As an Amazon Associate we earn from qualifying purchases.
What Actually Is Peanut Rolling In Horses?
Peanut Rolling in horses is a behavior where the horse moves with its head low to the ground. The term peanut rolling means the horse has its head that low down to the floor it could hypothetically roll a peanut along the ground.
This video shows a horse peanut rolling.
What Does Peanut Rolling In Horses Mean?
This behavior is often seen as a sign of submission or fear, as the horse is displaying a submissive position by exposing its underbelly to potential predators.
However, peanut rolling can also be seen as a playful behavior, often seen in young horses. In this case, the horse is just expressing its natural curiosity and desire to explore.
Peanut rolling can also be seen in horses who are feeling stressed or anxious. In this case, the horse is attempting to cope with the stress, or to show the source of the stress that it is not a threat.
Peanut rolling could also be a sign of spine issues in horses.
It is important to note that peanut rolling should not be interpreted as a sign of aggression, but rather as a sign of fear or submission. If a horse is displaying this behavior, it is important to take note of the context and to provide the horse with a safe and secure environment.
Dangers Of Peanut Rolling In Horses
When a horse peanut rolls it can pose a variety of risks to its health and safety. First and foremost, the low head position can cause the horse to trip or stumble more easily, increasing the risk of injury. It can also cause the horse to be less aware of its surroundings, making it more likely to spook and run away. Peanut rolling can also cause the horse to have trouble seeing obstacles in its path, leading to increased risk of collision.
In addition to the risks posed to the horse’s safety, a horse moving with its head too low to the ground can also cause a number of physical issues. The low head position can cause the horse’s back to become weak and stiff, leading to pain and further injury.

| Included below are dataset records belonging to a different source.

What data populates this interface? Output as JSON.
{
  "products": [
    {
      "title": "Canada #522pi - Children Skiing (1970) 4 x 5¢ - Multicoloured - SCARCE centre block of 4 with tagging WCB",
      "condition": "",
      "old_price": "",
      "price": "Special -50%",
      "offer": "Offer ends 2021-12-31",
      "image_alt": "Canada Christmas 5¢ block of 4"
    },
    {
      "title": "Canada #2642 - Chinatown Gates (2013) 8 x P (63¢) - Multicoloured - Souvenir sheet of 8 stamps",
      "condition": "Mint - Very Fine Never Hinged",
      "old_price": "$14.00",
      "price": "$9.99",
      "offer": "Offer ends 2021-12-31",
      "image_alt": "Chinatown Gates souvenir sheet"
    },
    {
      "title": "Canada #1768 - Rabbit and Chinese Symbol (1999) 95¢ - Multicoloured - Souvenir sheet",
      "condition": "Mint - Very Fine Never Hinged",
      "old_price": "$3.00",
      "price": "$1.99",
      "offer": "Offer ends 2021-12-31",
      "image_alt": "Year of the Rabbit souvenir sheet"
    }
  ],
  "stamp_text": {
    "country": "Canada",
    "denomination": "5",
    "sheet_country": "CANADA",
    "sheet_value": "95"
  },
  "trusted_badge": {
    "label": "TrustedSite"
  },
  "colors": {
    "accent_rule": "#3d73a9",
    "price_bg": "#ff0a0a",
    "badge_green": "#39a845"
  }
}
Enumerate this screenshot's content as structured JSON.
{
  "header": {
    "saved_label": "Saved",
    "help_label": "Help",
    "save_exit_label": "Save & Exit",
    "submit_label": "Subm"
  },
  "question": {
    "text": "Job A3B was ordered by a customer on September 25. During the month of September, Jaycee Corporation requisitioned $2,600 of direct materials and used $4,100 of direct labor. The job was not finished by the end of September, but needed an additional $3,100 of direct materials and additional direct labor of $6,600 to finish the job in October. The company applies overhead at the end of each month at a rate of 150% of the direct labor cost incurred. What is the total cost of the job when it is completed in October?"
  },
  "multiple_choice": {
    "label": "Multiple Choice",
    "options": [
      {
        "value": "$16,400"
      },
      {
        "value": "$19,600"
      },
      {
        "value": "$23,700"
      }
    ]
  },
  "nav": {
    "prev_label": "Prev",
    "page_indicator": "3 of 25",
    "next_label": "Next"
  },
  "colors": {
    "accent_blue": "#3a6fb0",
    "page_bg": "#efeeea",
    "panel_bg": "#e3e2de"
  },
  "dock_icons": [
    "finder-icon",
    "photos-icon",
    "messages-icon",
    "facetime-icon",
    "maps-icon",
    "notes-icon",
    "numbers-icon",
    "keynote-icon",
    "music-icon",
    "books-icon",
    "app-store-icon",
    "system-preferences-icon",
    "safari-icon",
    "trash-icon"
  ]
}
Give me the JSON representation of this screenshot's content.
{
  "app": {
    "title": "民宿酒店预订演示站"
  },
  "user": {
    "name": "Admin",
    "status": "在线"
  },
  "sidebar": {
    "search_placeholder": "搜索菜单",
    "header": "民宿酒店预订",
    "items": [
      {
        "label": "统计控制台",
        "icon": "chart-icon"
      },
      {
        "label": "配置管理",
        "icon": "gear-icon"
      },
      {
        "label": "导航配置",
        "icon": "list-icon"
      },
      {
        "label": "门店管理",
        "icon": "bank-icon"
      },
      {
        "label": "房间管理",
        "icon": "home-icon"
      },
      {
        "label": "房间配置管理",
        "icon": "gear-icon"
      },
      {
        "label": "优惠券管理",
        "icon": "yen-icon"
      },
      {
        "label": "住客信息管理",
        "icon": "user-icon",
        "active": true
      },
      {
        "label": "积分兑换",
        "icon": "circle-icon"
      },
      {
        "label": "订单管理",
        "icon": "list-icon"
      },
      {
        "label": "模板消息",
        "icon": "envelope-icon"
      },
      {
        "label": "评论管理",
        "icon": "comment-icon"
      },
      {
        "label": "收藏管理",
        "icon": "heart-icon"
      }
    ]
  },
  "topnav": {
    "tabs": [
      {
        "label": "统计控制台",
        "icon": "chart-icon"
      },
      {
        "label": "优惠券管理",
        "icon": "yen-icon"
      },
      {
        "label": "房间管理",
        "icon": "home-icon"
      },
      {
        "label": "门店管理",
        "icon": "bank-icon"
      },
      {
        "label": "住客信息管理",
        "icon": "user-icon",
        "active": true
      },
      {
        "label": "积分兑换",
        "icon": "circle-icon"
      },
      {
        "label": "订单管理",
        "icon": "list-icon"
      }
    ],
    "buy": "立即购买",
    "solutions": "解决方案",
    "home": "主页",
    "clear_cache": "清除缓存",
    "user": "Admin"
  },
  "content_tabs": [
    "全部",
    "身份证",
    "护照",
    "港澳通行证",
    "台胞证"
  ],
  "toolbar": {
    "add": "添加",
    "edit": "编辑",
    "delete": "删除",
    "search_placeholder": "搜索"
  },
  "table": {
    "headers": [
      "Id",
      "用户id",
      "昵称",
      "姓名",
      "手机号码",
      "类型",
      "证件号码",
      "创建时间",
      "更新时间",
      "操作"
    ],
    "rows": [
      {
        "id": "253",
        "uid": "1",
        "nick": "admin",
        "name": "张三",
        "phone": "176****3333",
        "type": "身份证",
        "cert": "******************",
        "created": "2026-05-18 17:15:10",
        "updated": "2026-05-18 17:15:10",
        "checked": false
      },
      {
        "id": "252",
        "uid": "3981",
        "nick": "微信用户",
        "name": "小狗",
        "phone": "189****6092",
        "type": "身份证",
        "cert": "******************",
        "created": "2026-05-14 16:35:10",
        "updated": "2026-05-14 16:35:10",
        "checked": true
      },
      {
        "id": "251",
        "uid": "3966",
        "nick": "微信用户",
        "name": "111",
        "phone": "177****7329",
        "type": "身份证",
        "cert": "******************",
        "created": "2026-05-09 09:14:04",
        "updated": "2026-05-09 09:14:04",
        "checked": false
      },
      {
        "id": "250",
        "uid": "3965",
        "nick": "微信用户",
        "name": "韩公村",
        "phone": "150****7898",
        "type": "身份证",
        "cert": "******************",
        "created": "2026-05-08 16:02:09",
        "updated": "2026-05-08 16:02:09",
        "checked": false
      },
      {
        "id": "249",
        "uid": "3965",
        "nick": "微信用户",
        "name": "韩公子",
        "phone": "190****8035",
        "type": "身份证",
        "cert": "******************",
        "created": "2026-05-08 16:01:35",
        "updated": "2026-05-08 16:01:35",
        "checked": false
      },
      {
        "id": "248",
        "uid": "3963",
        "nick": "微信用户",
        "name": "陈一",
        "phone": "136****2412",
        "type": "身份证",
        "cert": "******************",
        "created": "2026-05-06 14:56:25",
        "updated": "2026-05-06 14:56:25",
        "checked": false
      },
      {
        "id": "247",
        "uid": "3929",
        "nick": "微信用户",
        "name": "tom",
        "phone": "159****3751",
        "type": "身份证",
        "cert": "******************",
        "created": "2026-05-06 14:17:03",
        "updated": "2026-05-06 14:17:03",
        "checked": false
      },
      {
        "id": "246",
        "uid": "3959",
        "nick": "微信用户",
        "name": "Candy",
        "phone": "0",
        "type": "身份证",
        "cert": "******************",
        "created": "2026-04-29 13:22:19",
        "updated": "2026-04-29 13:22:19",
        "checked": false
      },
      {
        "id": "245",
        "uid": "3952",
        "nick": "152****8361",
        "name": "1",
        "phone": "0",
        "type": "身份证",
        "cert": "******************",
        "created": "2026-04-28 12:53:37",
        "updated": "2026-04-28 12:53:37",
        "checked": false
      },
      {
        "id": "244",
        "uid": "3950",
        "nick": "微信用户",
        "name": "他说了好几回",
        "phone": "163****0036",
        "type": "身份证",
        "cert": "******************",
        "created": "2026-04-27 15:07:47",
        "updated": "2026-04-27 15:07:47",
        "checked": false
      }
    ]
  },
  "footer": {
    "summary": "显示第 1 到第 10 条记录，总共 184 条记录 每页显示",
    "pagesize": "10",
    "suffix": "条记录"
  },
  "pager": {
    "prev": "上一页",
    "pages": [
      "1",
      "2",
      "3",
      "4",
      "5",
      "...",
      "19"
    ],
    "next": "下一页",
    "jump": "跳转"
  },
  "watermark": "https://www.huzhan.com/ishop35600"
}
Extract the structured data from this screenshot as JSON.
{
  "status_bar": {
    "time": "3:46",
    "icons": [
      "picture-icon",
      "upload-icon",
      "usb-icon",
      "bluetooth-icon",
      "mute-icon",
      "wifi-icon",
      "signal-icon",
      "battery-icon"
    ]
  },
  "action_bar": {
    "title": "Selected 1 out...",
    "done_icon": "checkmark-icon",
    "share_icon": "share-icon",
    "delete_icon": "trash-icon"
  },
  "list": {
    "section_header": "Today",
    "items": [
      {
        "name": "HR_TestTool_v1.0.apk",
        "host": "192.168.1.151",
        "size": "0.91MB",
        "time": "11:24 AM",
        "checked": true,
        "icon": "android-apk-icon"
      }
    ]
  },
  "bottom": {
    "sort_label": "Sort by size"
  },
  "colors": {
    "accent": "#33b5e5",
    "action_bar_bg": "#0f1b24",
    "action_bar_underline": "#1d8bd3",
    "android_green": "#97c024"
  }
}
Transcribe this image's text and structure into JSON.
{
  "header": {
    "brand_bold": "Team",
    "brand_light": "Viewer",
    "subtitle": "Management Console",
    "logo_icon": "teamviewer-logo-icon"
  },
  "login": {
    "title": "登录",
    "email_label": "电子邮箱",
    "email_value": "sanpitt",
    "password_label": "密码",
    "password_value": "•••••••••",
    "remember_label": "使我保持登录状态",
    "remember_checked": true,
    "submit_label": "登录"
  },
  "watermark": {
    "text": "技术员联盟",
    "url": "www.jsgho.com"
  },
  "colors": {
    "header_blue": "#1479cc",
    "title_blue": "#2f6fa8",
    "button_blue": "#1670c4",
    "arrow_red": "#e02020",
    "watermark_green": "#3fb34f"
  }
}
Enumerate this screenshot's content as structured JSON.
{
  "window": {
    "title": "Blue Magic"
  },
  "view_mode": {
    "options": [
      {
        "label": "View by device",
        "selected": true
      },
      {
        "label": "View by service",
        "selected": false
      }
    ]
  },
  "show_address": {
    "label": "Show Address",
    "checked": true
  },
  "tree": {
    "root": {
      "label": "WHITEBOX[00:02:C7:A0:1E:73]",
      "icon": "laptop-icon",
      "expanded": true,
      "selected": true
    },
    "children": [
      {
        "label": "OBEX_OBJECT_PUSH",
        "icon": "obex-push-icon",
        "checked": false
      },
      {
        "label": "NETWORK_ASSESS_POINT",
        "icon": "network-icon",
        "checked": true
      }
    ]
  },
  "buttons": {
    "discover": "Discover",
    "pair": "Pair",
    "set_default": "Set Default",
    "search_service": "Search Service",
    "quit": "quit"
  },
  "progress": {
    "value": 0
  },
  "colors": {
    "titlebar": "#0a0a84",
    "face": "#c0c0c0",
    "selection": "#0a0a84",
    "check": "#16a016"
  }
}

It can also cause the horse to struggle to breathe properly, leading to respiratory distress. Lastly, the low head position can cause the horse’s digestive system to become inefficient, leading to colic. For more information on Colic follow this link.
How To Stop A Horse Peanut Rolling
The first step in stopping a horse from moving with its head too close to the ground is to apply a direct rein action. This means pulling the reins back firmly and evenly in a constant motion to get the horse to stop. It is important to keep the hands still and to not pull the reins too hard or too suddenly as this can cause the horse to become unbalanced and could lead to further issues.
Once the horse has stopped, its head should be slowly raised and the pressure from the reins released. It is important to communicate clearly with the horse, speaking calmly and reassuringly so that the horse understands that it is safe to raise its head. Finally, it is important to maintain control of the horse, ensuring that its head does not drop back down too quickly.
Peanut Rolling In Horses – Final Thoughts
If you are worried that your horse may be displaying peanut rolling as a sign of stress or anxiety, it is important to consult a veterinarian or equine behavior specialist. They can help you determine the cause of the behavior and offer strategies to help your horse cope with the stress in a healthy and productive way.
Amazon and the Amazon logo are trademarks of Amazon.com, Inc, or its affiliates.
I’m Jack Johnson, a proud Texan and passionate horse lover. Growing up around horses has given me a natural affinity for the equine species and I’ve been able to hone my riding and training skills from an early age.
In recent years I’ve been traveling the country with my horses, competing in rodeos and other events. It was this passion that led me to create my own business, Own the Horse, to help aspiring horse lovers learn the fundamentals of horse care and training. I’m also an active member of the equine community, often volunteering my time to help preserve and promote the culture of horsemanship.
When I’m not riding, I love to spend my free time with my family and friends, camping, and fishing. Exploring the great outdoors and taking in the beauty of the Texas Hill Country is one of my favorite pastimes. I’m also an avid reader and enjoy learning more about the history and culture of the horse world.